The Start() method may rely on communications (RPCs) that aren’t needed for a manual start. PowerShell itself doesn’t use RPCs for anything, although some commands - such as Get-WmiObject - may do so. So that error is definitely coming from the COM component.

With COM objects, when you have no documentation available to you, you cry, drink a beer, and do something else. COM just isn’t built to be as self-discoverable as .NET is - that’s one of the big things .NET sought to solve, in fact.

So, your "SendBasicInventory" method requires two INTs, which is why you get an error when providing only one. Further, you’ve no idea what those numbers mean. They might be telling the method to work in a particular way, not replacing simple values (I actually doubt they’re just replacing simple values).

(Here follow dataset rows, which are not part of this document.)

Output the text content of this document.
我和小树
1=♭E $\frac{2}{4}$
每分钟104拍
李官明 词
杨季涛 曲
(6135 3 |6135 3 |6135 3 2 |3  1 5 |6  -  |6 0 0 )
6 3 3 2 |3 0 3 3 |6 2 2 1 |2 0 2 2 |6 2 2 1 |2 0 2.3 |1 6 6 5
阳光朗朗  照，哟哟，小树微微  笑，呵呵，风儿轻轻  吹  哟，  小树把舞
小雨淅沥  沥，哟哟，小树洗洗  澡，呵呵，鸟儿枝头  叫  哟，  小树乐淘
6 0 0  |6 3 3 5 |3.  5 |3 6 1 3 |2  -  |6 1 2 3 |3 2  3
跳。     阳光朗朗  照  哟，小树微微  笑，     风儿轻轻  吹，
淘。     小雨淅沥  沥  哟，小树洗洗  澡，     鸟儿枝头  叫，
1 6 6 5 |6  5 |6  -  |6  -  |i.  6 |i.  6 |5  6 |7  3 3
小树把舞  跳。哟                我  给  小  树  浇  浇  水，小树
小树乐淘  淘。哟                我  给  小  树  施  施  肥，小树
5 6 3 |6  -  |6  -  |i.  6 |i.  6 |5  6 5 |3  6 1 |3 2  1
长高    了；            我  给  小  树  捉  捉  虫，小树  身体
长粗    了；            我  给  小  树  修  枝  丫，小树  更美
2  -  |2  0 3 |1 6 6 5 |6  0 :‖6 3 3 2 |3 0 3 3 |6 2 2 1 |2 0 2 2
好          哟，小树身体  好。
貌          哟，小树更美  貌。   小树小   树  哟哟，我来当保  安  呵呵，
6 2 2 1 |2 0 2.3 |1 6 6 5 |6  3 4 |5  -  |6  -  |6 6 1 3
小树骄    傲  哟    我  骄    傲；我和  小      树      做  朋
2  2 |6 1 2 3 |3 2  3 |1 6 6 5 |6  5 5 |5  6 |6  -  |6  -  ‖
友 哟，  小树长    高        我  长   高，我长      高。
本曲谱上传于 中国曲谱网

Again - with no docs, you’re blind, deaf, and quadriplegic. You have nothing to work with, nothing to go on.
by happysysadm at 2013-04-16 05:33:26
Hi Lery,

on the Net I found this:

Send Basic Inventory
SendIfUnchanged = 1 ’ or 0 if you don’t want to do this if is hasn’t changed
IgnoreBlockouts = 1 ’ or 0 if you don’t want to do this when blocked
NSAgent.SendBasicInventory SendIfUnchanged, IgnoreBlockouts

It refers to Altiris.

Apart from that it looks like you have no docs and, as Don said, no docs, nothing to go on…

Carlo
by Lery at 2013-04-16 06:38:48
Thanks Don and happysysadm. I found the vendor gives some VBS samples that I was able to figure out in PowerShell. Oddly enough the UpdatePolicies method requires only one integer. So I was able to use something like this:
$c = New-Object -ComObject Altiris.AeXClient
$c.UpdatePolicies(1)


I’ve contacted the vendor to see if they could supply me with any documentation so that I can figure out the rest.

Don, thank you for your explanation. It helped clarify things for me. Regarding the (Start), (Stop) methods. When I stop the service it seems to unbind, if that is the right terminology, the com object from the variable. The only way I could get it working is by doing this:

$c = New-Object -ComObject Altiris.AeXClient
$c.Stop()


$c = New-Object -ComObject Altiris.AeXClient
$c.Start()


That works. But just doing the $c.Start() or $c.Stop() does not. Go fish :slight_smile:
by DonJ at 2013-04-16 06:42:02
Not surprising. If you have a reference to a running piece of software, and you stop that software… it all goes away.